Mobile AI Agent Attacks
Abstract
Third-party mobile agents powered by VisionLanguage Models (VLMs) have emerged as a promising paradigm for automating smartphone interactions. These agents act as high-privilege decision-makers, perceiving device states through screenshots and executing actions via VLM reasoning, transforming how an agent app interacts with the environment (i.e., other apps or the OS). Correspondingly, this transformation introduces new attack surfaces or transforms benign/harmless interfaces into exploitable ones for mobile devices. In this paper, we summarize key differences between third-party mobile agent apps and general apps when interacting with the environment, analyze the security posture of agents, and identify two unique attack surfaces compared to general mobile apps: the Screen Perception Attack Surface, which exploits the gap between human and machine vision, and the Misused Channel Attack Surface, which intercepts or manipulates the agents execution pipeline.
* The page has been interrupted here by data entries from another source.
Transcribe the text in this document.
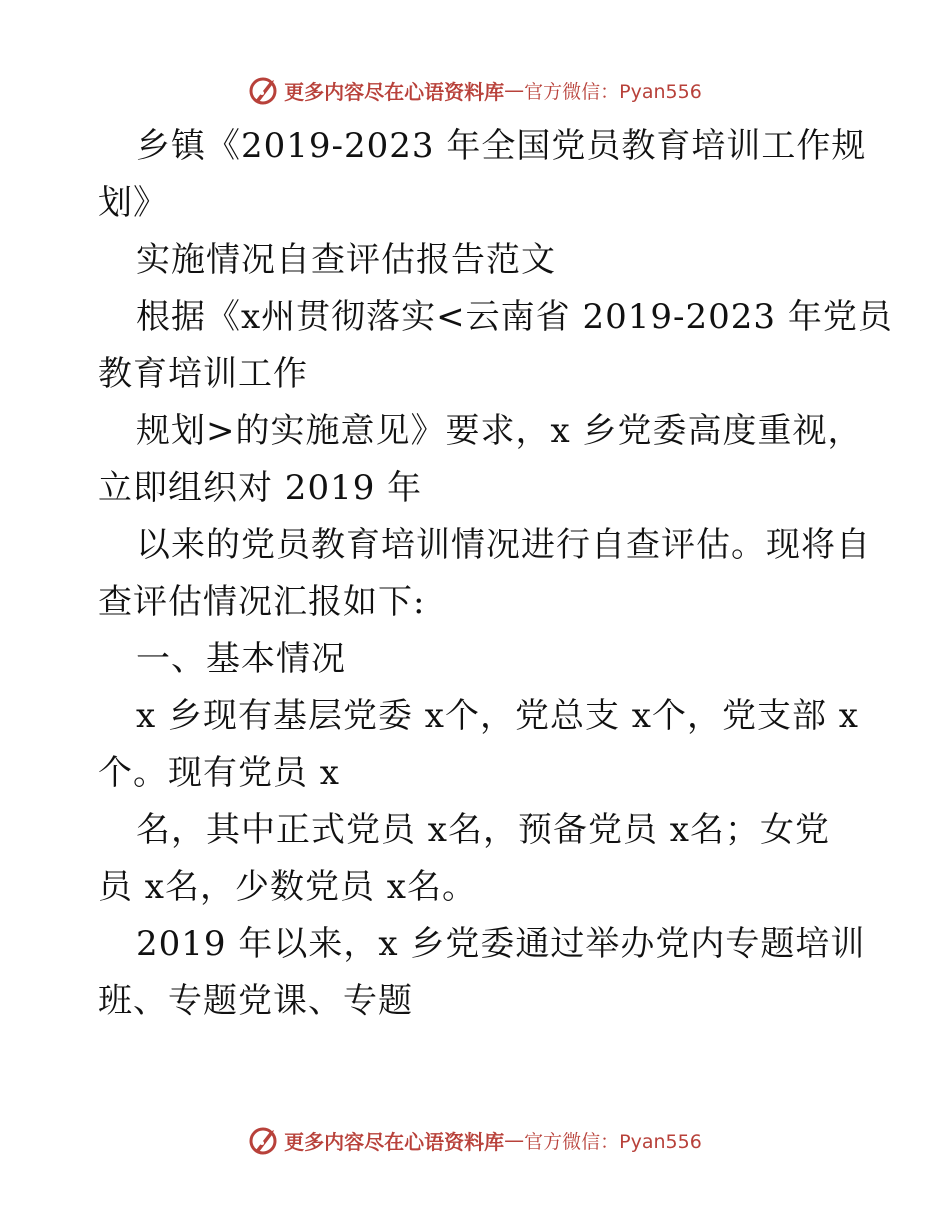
更多内容尽在心语资料库 — 官方微信：Pyan556
乡镇《2019-2023 年全国党员教育培训工作规
划》
实施情况自查评估报告范文
根据《x州贯彻落实<云南省 2019-2023 年党员
教育培训工作
规划>的实施意见》要求，x 乡党委高度重视，
立即组织对 2019 年
以来的党员教育培训情况进行自查评估。现将自
查评估情况汇报如下:
一、基本情况
x 乡现有基层党委 x个，党总支 x个，党支部 x
个。现有党员 x
名，其中正式党员 x名，预备党员 x名；女党
员 x名，少数党员 x名。
2019 年以来，x 乡党委通过举办党内专题培训
班、专题党课、专题
更多内容尽在心语资料库 — 官方微信：Pyan556
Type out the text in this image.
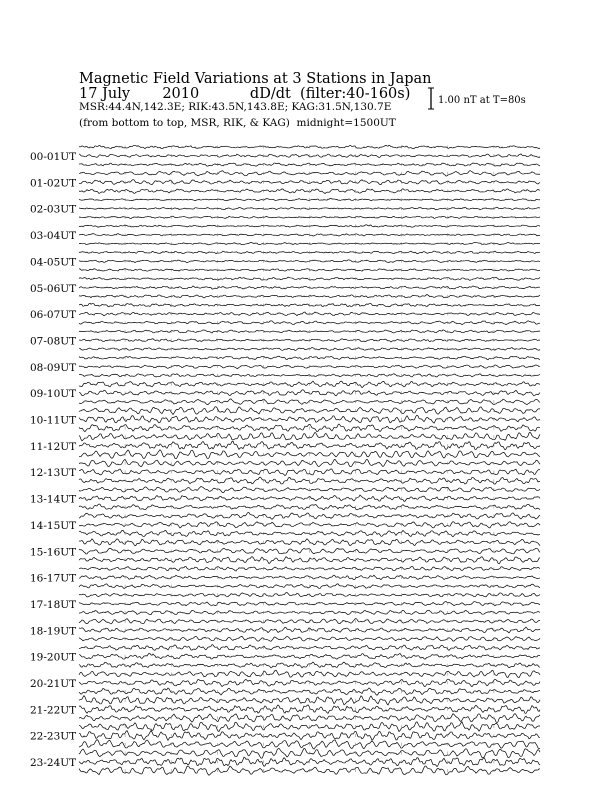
Magnetic Field Variations at 3 Stations in Japan
17 July 2010	dD/dt (filter:40-160s)
MSR:44.4N,142.3E; RIK:43.5N,143.8E; KAG:31.5N,130.7E
(from bottom to top, MSR, RIK, & KAG) midnight=1500UT
1.00 nT at T=80s
00-01UT
01-02UT
02-03UT
03-04UT
04-05UT
05-06UT
06-07UT
07-08UT
08-09UT
09-10UT
10-11UT
11-12UT
12-13UT
13-14UT
14-15UT
15-16UT
16-17UT
17-18UT
18-19UT
19-20UT
20-21UT
21-22UT
22-23UT
23-24UT
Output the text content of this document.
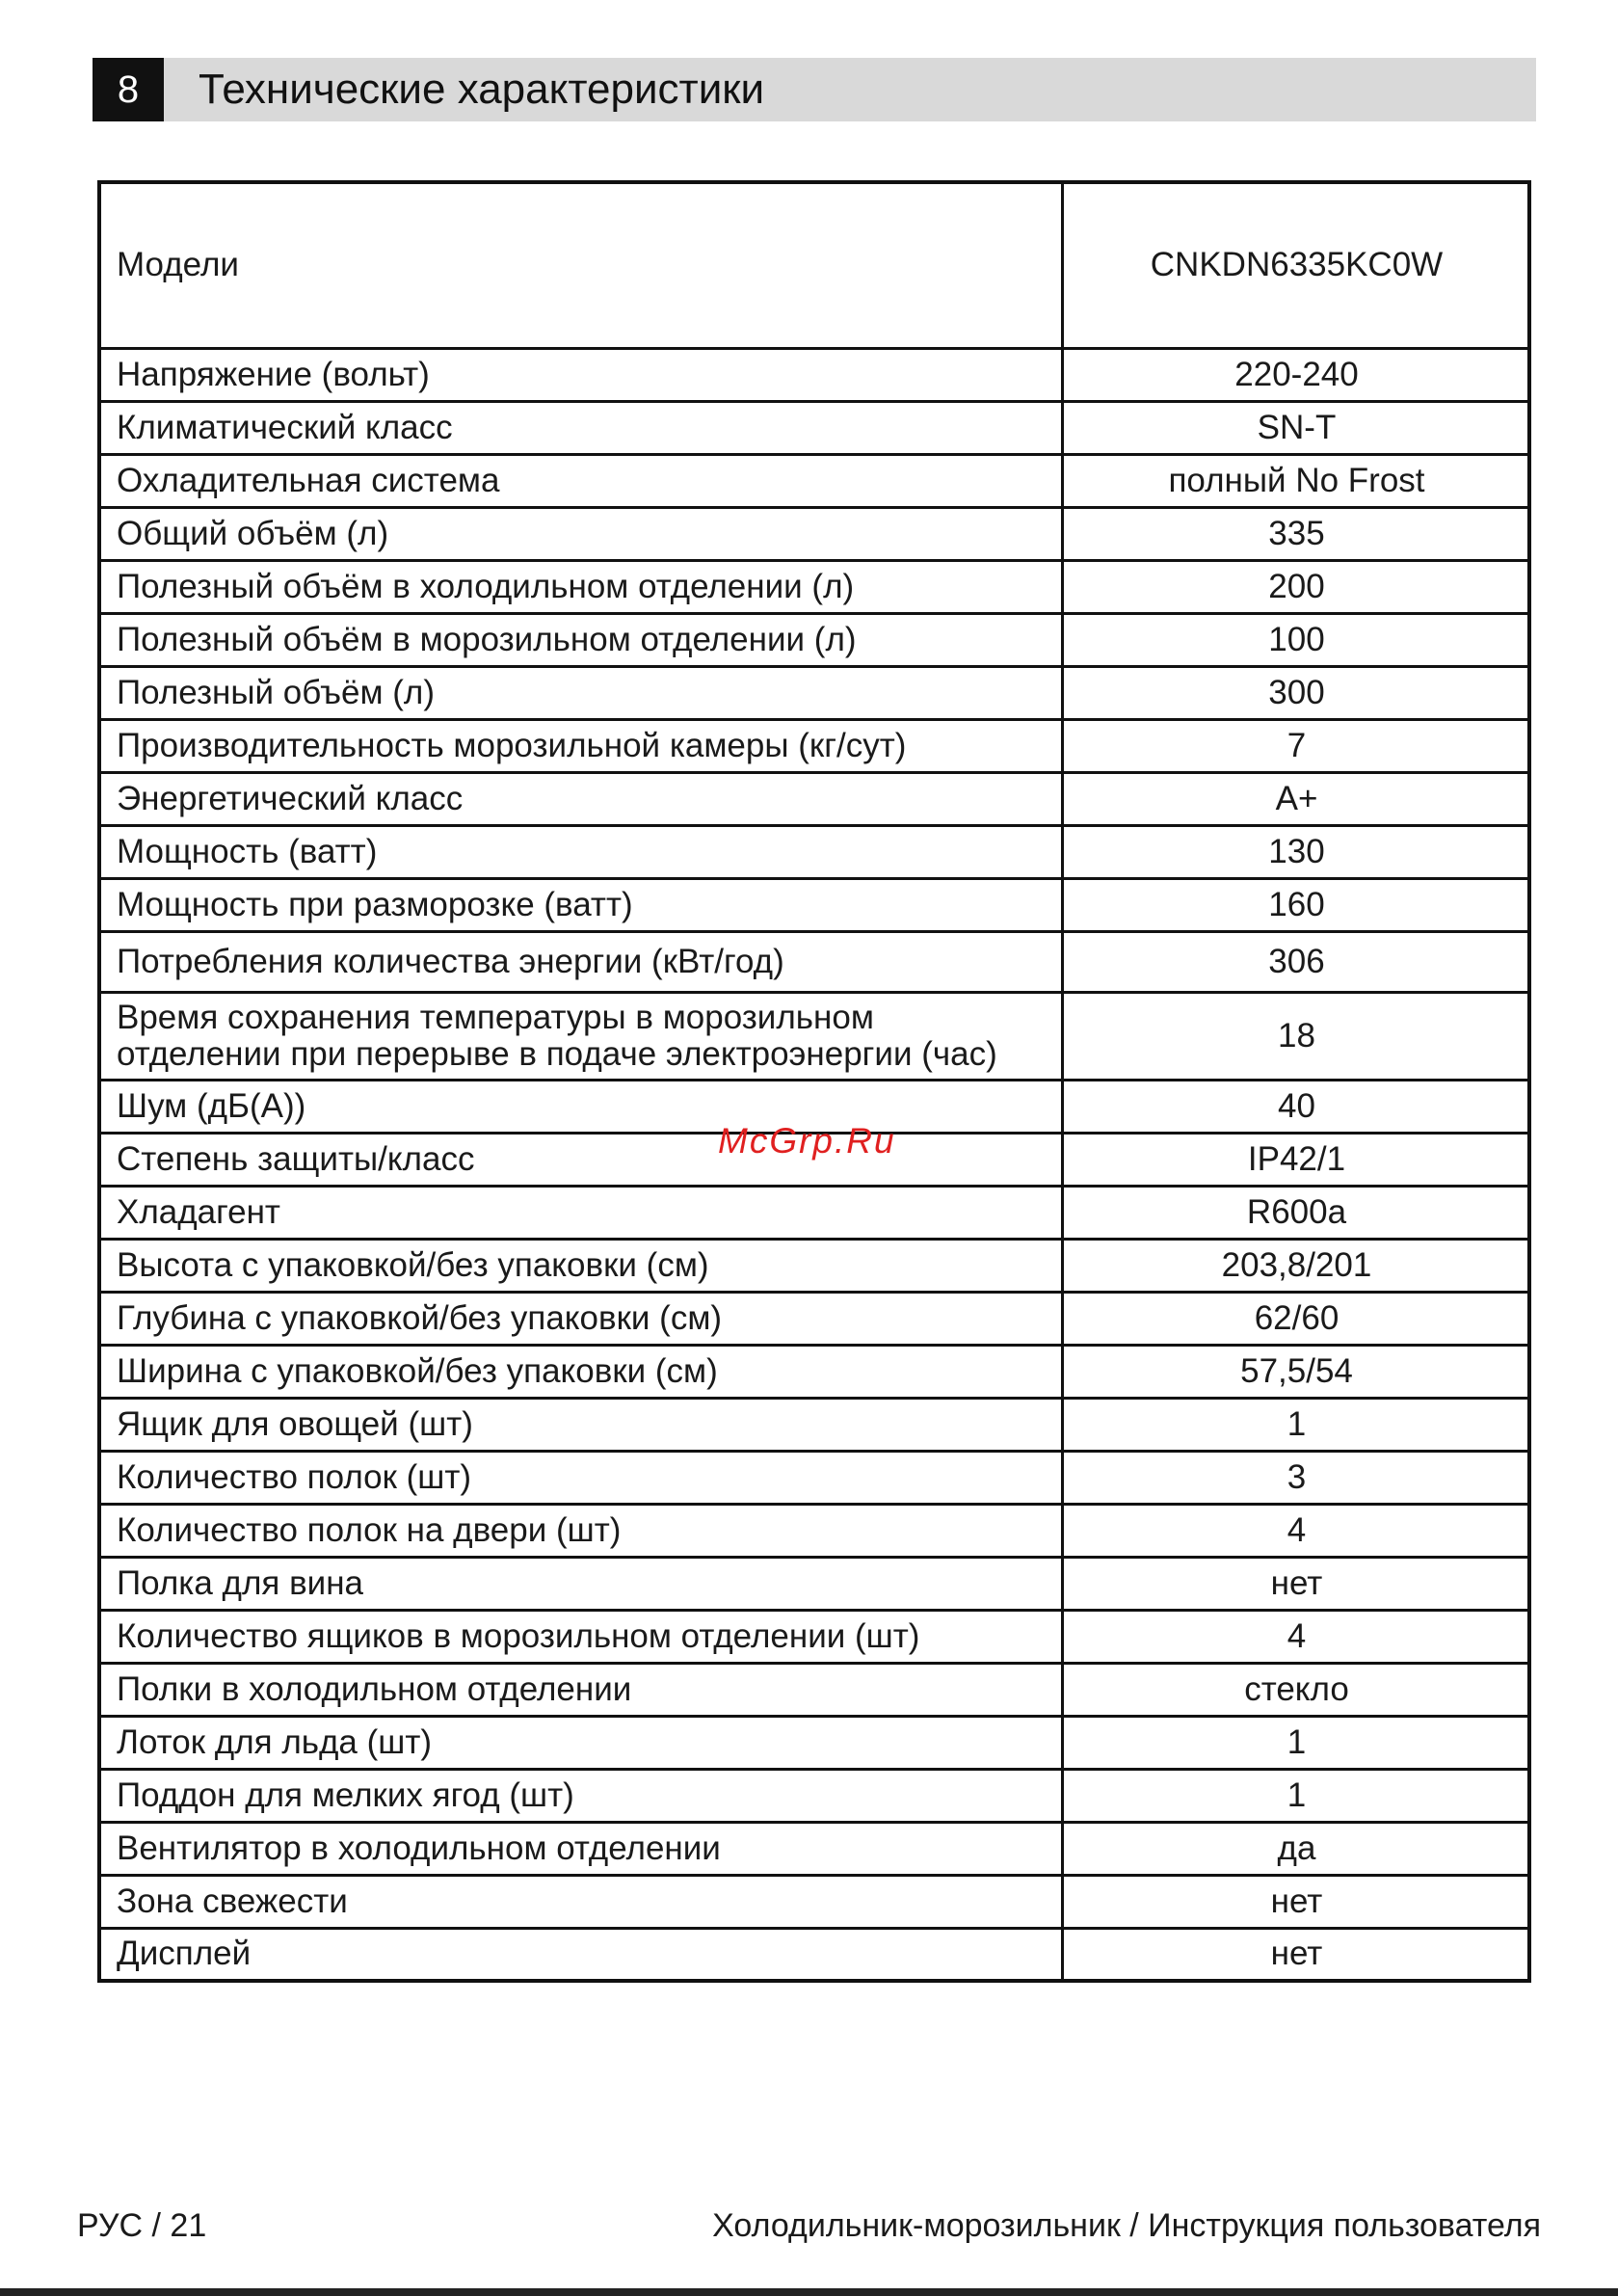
8	Технические характеристики
Модели	CNKDN6335KC0W
Напряжение (вольт)	220-240
Климатический класс	SN-T
Охладительная система	полный No Frost
Общий объём (л)	335
Полезный объём в холодильном отделении (л)	200
Полезный объём в морозильном отделении (л)	100
Полезный объём (л)	300
Производительность морозильной камеры (кг/сут)	7
Энергетический класс	A+
Мощность (ватт)	130
Мощность при разморозке (ватт)	160
Потребления количества энергии (кВт/год)	306
Время сохранения температуры в морозильном отделении при перерыве в подаче электроэнергии (час)	18
Шум (дБ(А))	40
Степень защиты/класс	IP42/1
Хладагент	R600a
Высота с упаковкой/без упаковки (см)	203,8/201
Глубина с упаковкой/без упаковки (см)	62/60
Ширина с упаковкой/без упаковки (см)	57,5/54
Ящик для овощей (шт)	1
Количество полок (шт)	3
Количество полок на двери (шт)	4
Полка для вина	нет
Количество ящиков в морозильном отделении (шт)	4
Полки в холодильном отделении	стекло
Лоток для льда (шт)	1
Поддон для мелких ягод (шт)	1
Вентилятор в холодильном отделении	да
Зона свежести	нет
Дисплей	нет
McGrp.Ru
РУС / 21	Холодильник-морозильник / Инструкция пользователя
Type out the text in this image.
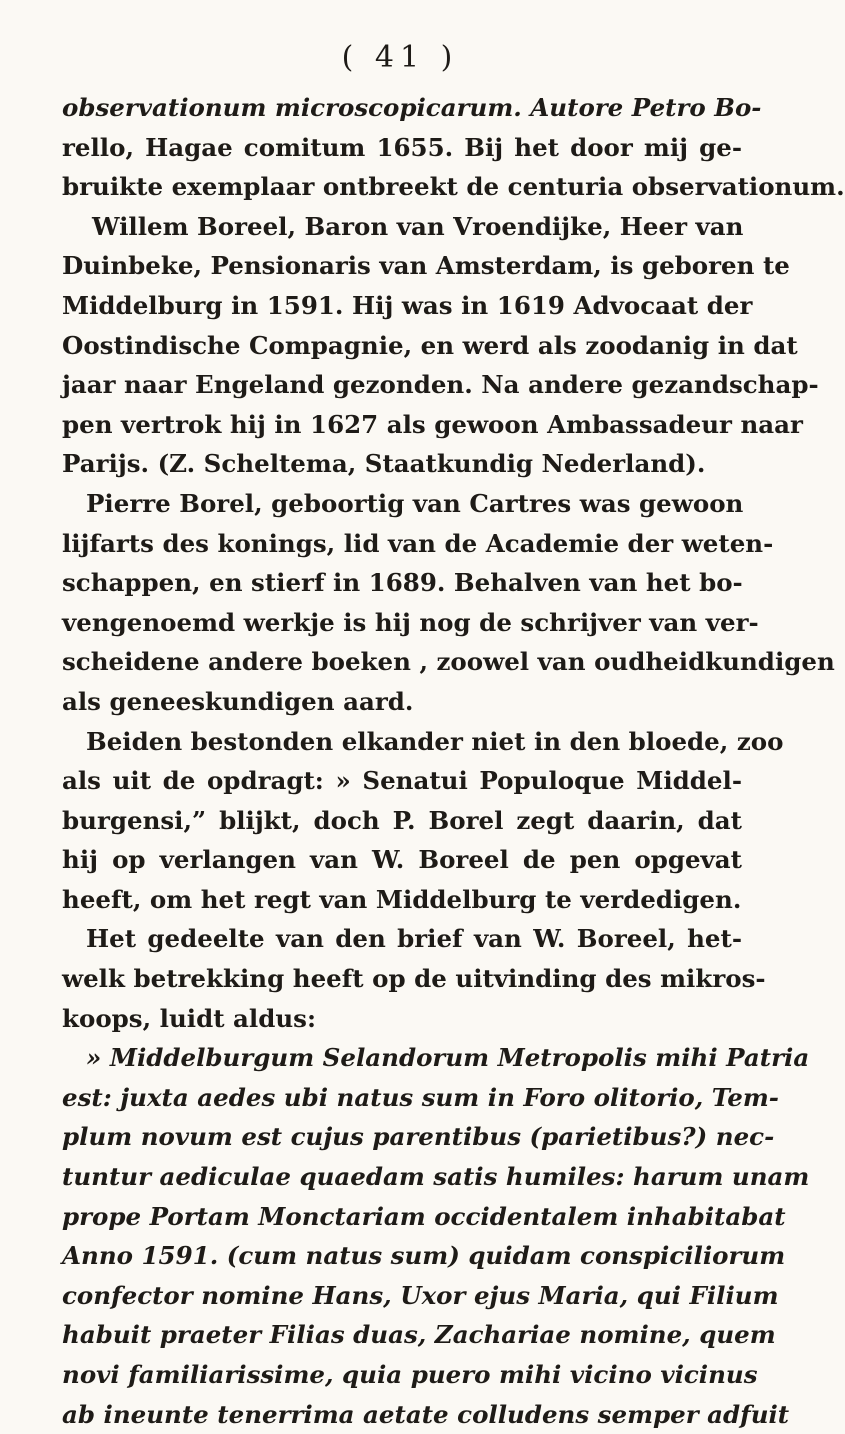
( 41 )
observationum microscopicarum. Autore Petro Bo-
rello, Hagae comitum 1655. Bij het door mij ge-
bruikte exemplaar ontbreekt de centuria observationum.
Willem Boreel, Baron van Vroendijke, Heer van
Duinbeke, Pensionaris van Amsterdam, is geboren te
Middelburg in 1591. Hij was in 1619 Advocaat der
Oostindische Compagnie, en werd als zoodanig in dat
jaar naar Engeland gezonden. Na andere gezandschap-
pen vertrok hij in 1627 als gewoon Ambassadeur naar
Parijs. (Z. Scheltema, Staatkundig Nederland).
Pierre Borel, geboortig van Cartres was gewoon
lijfarts des konings, lid van de Academie der weten-
schappen, en stierf in 1689. Behalven van het bo-
vengenoemd werkje is hij nog de schrijver van ver-
scheidene andere boeken , zoowel van oudheidkundigen
als geneeskundigen aard.
Beiden bestonden elkander niet in den bloede, zoo
als uit de opdragt: » Senatui Populoque Middel-
burgensi,” blijkt, doch P. Borel zegt daarin, dat
hij op verlangen van W. Boreel de pen opgevat
heeft, om het regt van Middelburg te verdedigen.
Het gedeelte van den brief van W. Boreel, het-
welk betrekking heeft op de uitvinding des mikros-
koops, luidt aldus:
» Middelburgum Selandorum Metropolis mihi Patria
est: juxta aedes ubi natus sum in Foro olitorio, Tem-
plum novum est cujus parentibus (parietibus?) nec-
tuntur aediculae quaedam satis humiles: harum unam
prope Portam Monctariam occidentalem inhabitabat
Anno 1591. (cum natus sum) quidam conspiciliorum
confector nomine Hans, Uxor ejus Maria, qui Filium
habuit praeter Filias duas, Zachariae nomine, quem
novi familiarissime, quia puero mihi vicino vicinus
ab ineunte tenerrima aetate colludens semper adfuit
We design and implement seven concrete attacks, from subliminal text injection and invisible pixel zone exploitation to screenshot tampering and host PC command injection. Our evaluation of five popular mobile agent frameworks demonstrates that a malicious app can hijack agent actions and achieve arbitrary command execution even without any privilege permissions, while remaining visually indistinguishable to users. These findings reveal a fundamental trust mismatch in autonomous agent design and highlight the urgent need for perception-aware security models on multi-tenant platforms.